5. Connections to Related Multiple Testing Frameworks
OCMT unifies and extends several influential approaches:
- Lasso and penalized regression: Both OCMT and Lasso operate under sparsity. OCMT uses inferential thresholds, does not require the irrepresentable condition, and avoids tuning instability associated with cross-validation (Pesaran et al., 2024).
- Covariate and weight-based FDR control: Covariate weighting—using side-information to increase power—is formalized via cross-weighted procedures (e.g., IHW), optimal rank-based weighting (CRW), and rank-adaptive thresholds. Empirical power increases by 10-fold are observed in sparse, weak-signal scenarios typical of high-throughput biology (Hasan et al., 2022, Ignatiadis et al., 2017).
- Knockoff filters: One-at-a-time knockoff procedures (OATK) reduce the overhead of constructing joint knockoff matrices and offer substantial power and efficiency gains with theoretical FDR control under weak dependence, generalizing the conditional randomization test for fixed-design regression (Guan et al., 26 Feb 2025).
6. Empirical Results and Domain-Specific Applications
OCMT's efficacy is evidenced by comparisons in macroeconomic forecasting, molecular biology, and social science modeling:
- UK inflation forecasting (2020q1–2023q1): OCMT with ARX controls produced RMSFEs matching or improving over ARX and outperforming Lasso, particularly at longer horizons (Pesaran et al., 2024).
- Nonparametric regression (Chinese migration): Multi-stage OCMT plus post-adaptive group Lasso selected parsimonious predictors with lowest RMSFE in 76–77% of simulations (Su et al., 2022).
- High-throughput biology: In RNA-Seq data, covariate rank weighting (CRW) increased discoveries by >50% over group-based or unweighted procedures, with empirical FDR controlled at nominal levels (Hasan et al., 2022).

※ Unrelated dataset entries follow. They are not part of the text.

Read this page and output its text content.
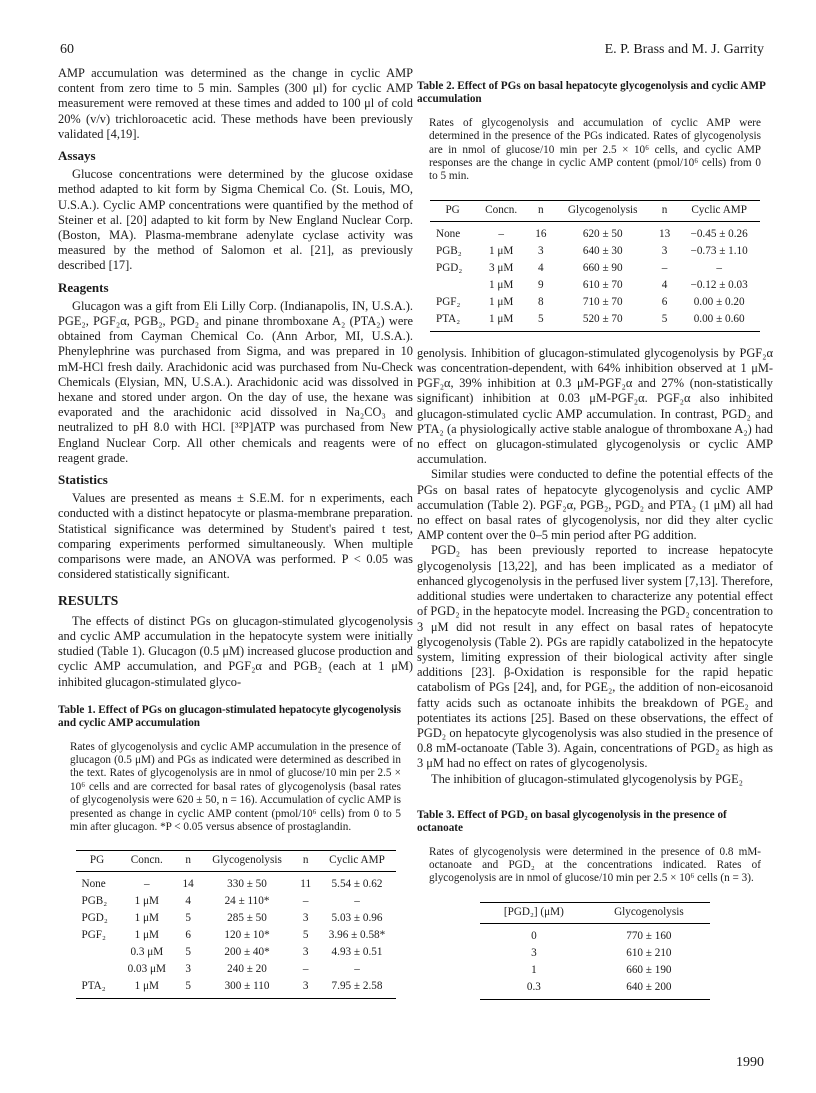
60	E. P. Brass and M. J. Garrity

AMP accumulation was determined as the change in cyclic AMP content from zero time to 5 min. Samples (300 μl) for cyclic AMP measurement were removed at these times and added to 100 μl of cold 20% (v/v) trichloroacetic acid. These methods have been previously validated [4,19].

Assays

Glucose concentrations were determined by the glucose oxidase method adapted to kit form by Sigma Chemical Co. (St. Louis, MO, U.S.A.). Cyclic AMP concentrations were quantified by the method of Steiner et al. [20] adapted to kit form by New England Nuclear Corp. (Boston, MA). Plasma-membrane adenylate cyclase activity was measured by the method of Salomon et al. [21], as previously described [17].

Reagents

Glucagon was a gift from Eli Lilly Corp. (Indianapolis, IN, U.S.A.). PGE₂, PGF₂α, PGB₂, PGD₂ and pinane thromboxane A₂ (PTA₂) were obtained from Cayman Chemical Co. (Ann Arbor, MI, U.S.A.). Phenylephrine was purchased from Sigma, and was prepared in 10 mM-HCl fresh daily. Arachidonic acid was purchased from Nu-Check Chemicals (Elysian, MN, U.S.A.). Arachidonic acid was dissolved in hexane and stored under argon. On the day of use, the hexane was evaporated and the arachidonic acid dissolved in Na₂CO₃ and neutralized to pH 8.0 with HCl. [³²P]ATP was purchased from New England Nuclear Corp. All other chemicals and reagents were of reagent grade.

Statistics

Values are presented as means ± S.E.M. for n experiments, each conducted with a distinct hepatocyte or plasma-membrane preparation. Statistical significance was determined by Student's paired t test, comparing experiments performed simultaneously. When multiple comparisons were made, an ANOVA was performed. P < 0.05 was considered statistically significant.

RESULTS

The effects of distinct PGs on glucagon-stimulated glycogenolysis and cyclic AMP accumulation in the hepatocyte system were initially studied (Table 1). Glucagon (0.5 μM) increased glucose production and cyclic AMP accumulation, and PGF₂α and PGB₂ (each at 1 μM) inhibited glucagon-stimulated glyco-

Table 1. Effect of PGs on glucagon-stimulated hepatocyte glycogenolysis and cyclic AMP accumulation
Rates of glycogenolysis and cyclic AMP accumulation in the presence of glucagon (0.5 μM) and PGs as indicated were determined as described in the text. Rates of glycogenolysis are in nmol of glucose/10 min per 2.5 × 10⁶ cells and are corrected for basal rates of glycogenolysis (basal rates of glycogenolysis were 620 ± 50, n = 16). Accumulation of cyclic AMP is presented as change in cyclic AMP content (pmol/10⁶ cells) from 0 to 5 min after glucagon. *P < 0.05 versus absence of prostaglandin.
PG	Concn.	n	Glycogenolysis	n	Cyclic AMP
None	–	14	330 ± 50	11	5.54 ± 0.62
PGB₂	1 μM	4	24 ± 110*	–	–
PGD₂	1 μM	5	285 ± 50	3	5.03 ± 0.96
PGF₂	1 μM	6	120 ± 10*	5	3.96 ± 0.58*
	0.3 μM	5	200 ± 40*	3	4.93 ± 0.51
	0.03 μM	3	240 ± 20	–	–
PTA₂	1 μM	5	300 ± 110	3	7.95 ± 2.58
Table 2. Effect of PGs on basal hepatocyte glycogenolysis and cyclic AMP accumulation
Rates of glycogenolysis and accumulation of cyclic AMP were determined in the presence of the PGs indicated. Rates of glycogenolysis are in nmol of glucose/10 min per 2.5 × 10⁶ cells, and cyclic AMP responses are the change in cyclic AMP content (pmol/10⁶ cells) from 0 to 5 min.
PG	Concn.	n	Glycogenolysis	n	Cyclic AMP
None	–	16	620 ± 50	13	−0.45 ± 0.26
PGB₂	1 μM	3	640 ± 30	3	−0.73 ± 1.10
PGD₂	3 μM	4	660 ± 90	–	–
	1 μM	9	610 ± 70	4	−0.12 ± 0.03
PGF₂	1 μM	8	710 ± 70	6	0.00 ± 0.20
PTA₂	1 μM	5	520 ± 70	5	0.00 ± 0.60

genolysis. Inhibition of glucagon-stimulated glycogenolysis by PGF₂α was concentration-dependent, with 64% inhibition observed at 1 μM-PGF₂α, 39% inhibition at 0.3 μM-PGF₂α and 27% (non-statistically significant) inhibition at 0.03 μM-PGF₂α. PGF₂α also inhibited glucagon-stimulated cyclic AMP accumulation. In contrast, PGD₂ and PTA₂ (a physiologically active stable analogue of thromboxane A₂) had no effect on glucagon-stimulated glycogenolysis or cyclic AMP accumulation.

Similar studies were conducted to define the potential effects of the PGs on basal rates of hepatocyte glycogenolysis and cyclic AMP accumulation (Table 2). PGF₂α, PGB₂, PGD₂ and PTA₂ (1 μM) all had no effect on basal rates of glycogenolysis, nor did they alter cyclic AMP content over the 0–5 min period after PG addition.

PGD₂ has been previously reported to increase hepatocyte glycogenolysis [13,22], and has been implicated as a mediator of enhanced glycogenolysis in the perfused liver system [7,13]. Therefore, additional studies were undertaken to characterize any potential effect of PGD₂ in the hepatocyte model. Increasing the PGD₂ concentration to 3 μM did not result in any effect on basal rates of hepatocyte glycogenolysis (Table 2). PGs are rapidly catabolized in the hepatocyte system, limiting expression of their biological activity after single additions [23]. β-Oxidation is responsible for the rapid hepatic catabolism of PGs [24], and, for PGE₂, the addition of non-eicosanoid fatty acids such as octanoate inhibits the breakdown of PGE₂ and potentiates its actions [25]. Based on these observations, the effect of PGD₂ on hepatocyte glycogenolysis was also studied in the presence of 0.8 mM-octanoate (Table 3). Again, concentrations of PGD₂ as high as 3 μM had no effect on rates of glycogenolysis.

The inhibition of glucagon-stimulated glycogenolysis by PGE₂

Table 3. Effect of PGD₂ on basal glycogenolysis in the presence of octanoate
Rates of glycogenolysis were determined in the presence of 0.8 mM-octanoate and PGD₂ at the concentrations indicated. Rates of glycogenolysis are in nmol of glucose/10 min per 2.5 × 10⁶ cells (n = 3).
[PGD₂] (μM)	Glycogenolysis
0	770 ± 160
3	610 ± 210
1	660 ± 190
0.3	640 ± 200
1990
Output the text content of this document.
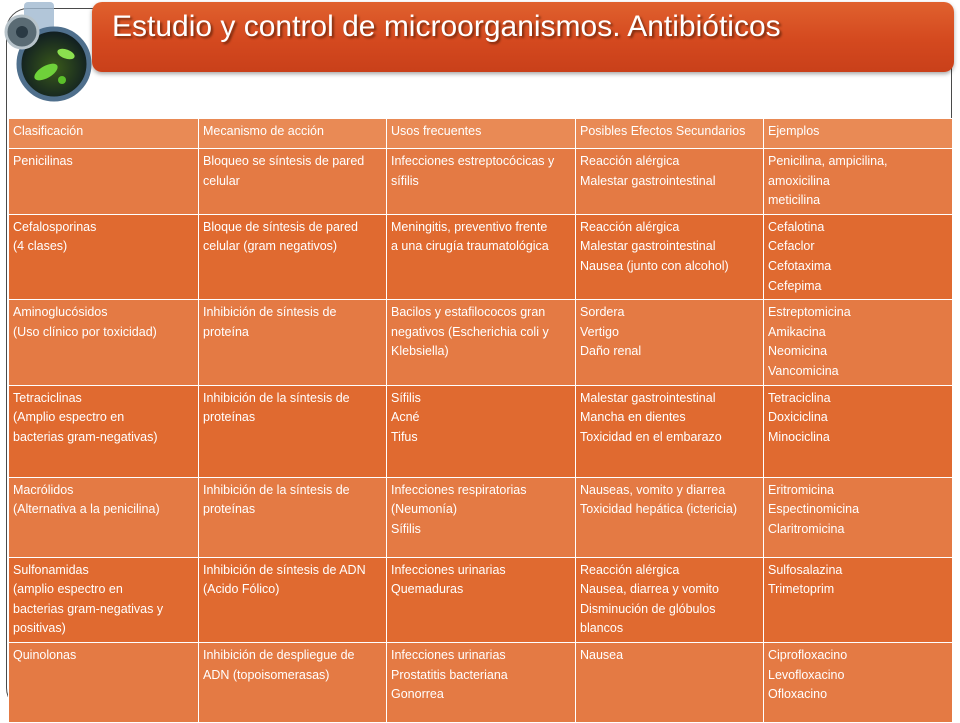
Estudio y control de microorganismos. Antibióticos
Clasificación	Mecanismo de acción	Usos frecuentes	Posibles Efectos Secundarios	Ejemplos

Penicilinas	Bloqueo se síntesis de pared
celular	Infecciones estreptocócicas y
sífilis	Reacción alérgica
Malestar gastrointestinal	Penicilina, ampicilina,
amoxicilina
meticilina

Cefalosporinas
(4 clases)	Bloque de síntesis de pared
celular (gram negativos)	Meningitis, preventivo frente
a una cirugía traumatológica	Reacción alérgica
Malestar gastrointestinal
Nausea (junto con alcohol)	Cefalotina
Cefaclor
Cefotaxima
Cefepima

Aminoglucósidos
(Uso clínico por toxicidad)	Inhibición de síntesis de
proteína	Bacilos y estafilococos gran
negativos (Escherichia coli y
Klebsiella)	Sordera
Vertigo
Daño renal	Estreptomicina
Amikacina
Neomicina
Vancomicina

Tetraciclinas
(Amplio espectro en
bacterias gram-negativas)	Inhibición de la síntesis de
proteínas	Sífilis
Acné
Tifus	Malestar gastrointestinal
Mancha en dientes
Toxicidad en el embarazo	Tetraciclina
Doxiciclina
Minociclina

Macrólidos
(Alternativa a la penicilina)	Inhibición de la síntesis de
proteínas	Infecciones respiratorias
(Neumonía)
Sífilis	Nauseas, vomito y diarrea
Toxicidad hepática (ictericia)	Eritromicina
Espectinomicina
Claritromicina

Sulfonamidas
(amplio espectro en
bacterias gram-negativas y
positivas)	Inhibición de síntesis de ADN
(Acido Fólico)	Infecciones urinarias
Quemaduras	Reacción alérgica
Nausea, diarrea y vomito
Disminución de glóbulos
blancos	Sulfosalazina
Trimetoprim

Quinolonas	Inhibición de despliegue de
ADN (topoisomerasas)	Infecciones urinarias
Prostatitis bacteriana
Gonorrea	Nausea	Ciprofloxacino
Levofloxacino
Ofloxacino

- Variable selection with parameter instability: OCMT maintained minimal mean squared forecast error and noise elimination, outperforming Lasso, A-Lasso, and boosting in both simulation and empirical studies (Chudik et al., 2023).
- Knockoff power comparisons: OATK achieved higher or comparable FDR and up to 30-point higher power versus standard knockoff and Benjamini–Hochberg in simulation benchmarks (Guan et al., 26 Feb 2025).
7. Limitations and Extensions
While OCMT offers attractive properties, several limitations and frontiers merit note:
- Sensitivity to weak signals: OCMT power may degrade if all signals are near the noise threshold; multi-stage or joint inference approaches may be needed (Su et al., 2022, Pesaran et al., 2024).
- Hidden/joint effects: Sequential one-at-a-time testing can miss variables that are only influential jointly; augmenting OCMT with a second-stage penalized or group-based selection is advised in such scenarios (Pesaran et al., 2024, Su et al., 2022).
- Structural model assumptions: Extensions to dependent data (time series, clustering), multivariate or interactive effects, and alternate null distributional forms are ongoing areas of research (Su et al., 2022, Hasan et al., 2022).
- Practical tuning: Empirical error control is sensitive to effect-size estimation, rank-modeling robustness, and, for adaptive weighting, the integrity of fold-independence (Hasan et al., 2022, Ignatiadis et al., 2017).
OCMT, as a flexible paradigm, bridges inferential transparency, rigorous error control, and broad applicability, making it a core component in the contemporary high-dimensional inference toolkit across econometrics, machine learning, and genomics.